Reserveringspercentages 2021
In 2021 zullen de volgende reserveringsprecentages gaan gelden voor uitzendkrachten die onder de CAO van de ABU of NBBU vallen. Deze percentages zijn terug te vinden in bijlage I van de cao.
Vakantiedagen
Sinds 2020 is er geen verschil meer in de reserveringspercentages in de cao’s van ABU en NBBU. Door de harmonisatie van de twee cao’s hebben beide vanaf volgend jaar 25 vakantiedagen. Het aantal werkbare dagen in 2021 is 231 (261 -/- het aantal vakantiedagen uit de cao -/- het aantal officiële feestdagen uit de cao).
De reserveringspercentages worden als volgt berekend:
Het aantal vakantiedagen
Het aantal werkbare dagen
ABU/NBBU
Reguliere uitzendkrachten | 25 vakantiedagen | 10,82% |
Vakantiekrachten | 20 vakantiedagen | 8,30% |
Als de reservering wordt gesplitst in wettelijke en bovenwettelijke vakantiedagen, gelden de volgende percentages:
Reguliere uitzendkrachten | 20 wettelijke vakantiedagen | 8,66% |
5 bovenwettelijke vakantiedagen | 2,16% |
Feestdagen
Het aantal werkbare dagen in 2021 is 231 (261 -/- het aantal vakantiedagen uit de cao -/- het aantal officiële feestdagen uit de CAO). Er zijn in 2021 maar 5 feestdagen die op een doordeweekse dag vallen.

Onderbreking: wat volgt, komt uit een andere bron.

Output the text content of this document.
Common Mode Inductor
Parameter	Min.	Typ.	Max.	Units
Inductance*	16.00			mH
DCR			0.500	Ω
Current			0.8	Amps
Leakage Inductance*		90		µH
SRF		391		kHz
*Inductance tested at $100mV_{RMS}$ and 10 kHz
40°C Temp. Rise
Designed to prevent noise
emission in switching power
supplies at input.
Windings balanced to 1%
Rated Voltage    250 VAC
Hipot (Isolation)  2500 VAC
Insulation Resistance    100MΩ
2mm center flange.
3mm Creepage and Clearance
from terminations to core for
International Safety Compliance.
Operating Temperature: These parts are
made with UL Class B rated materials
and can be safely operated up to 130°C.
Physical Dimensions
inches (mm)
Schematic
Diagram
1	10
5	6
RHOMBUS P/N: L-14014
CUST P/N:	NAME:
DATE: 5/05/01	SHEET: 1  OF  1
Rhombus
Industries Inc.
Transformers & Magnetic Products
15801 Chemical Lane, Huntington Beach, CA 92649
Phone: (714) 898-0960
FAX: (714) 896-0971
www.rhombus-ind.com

De reserveringspercentages worden dan als volgt berekend:
Het aantal feestdagen
Het aantal werkbare dagen
ABU/NBBU
Reguliere uitzendkrachten | 5 | 2,16% |
Vakantiekrachten | geen recht op feestvergoeding | 0,00% |
Payrolling
Uit te rekenen m.b.v. de definitie voor het aantal werkbare dagen en bovenstaande formule.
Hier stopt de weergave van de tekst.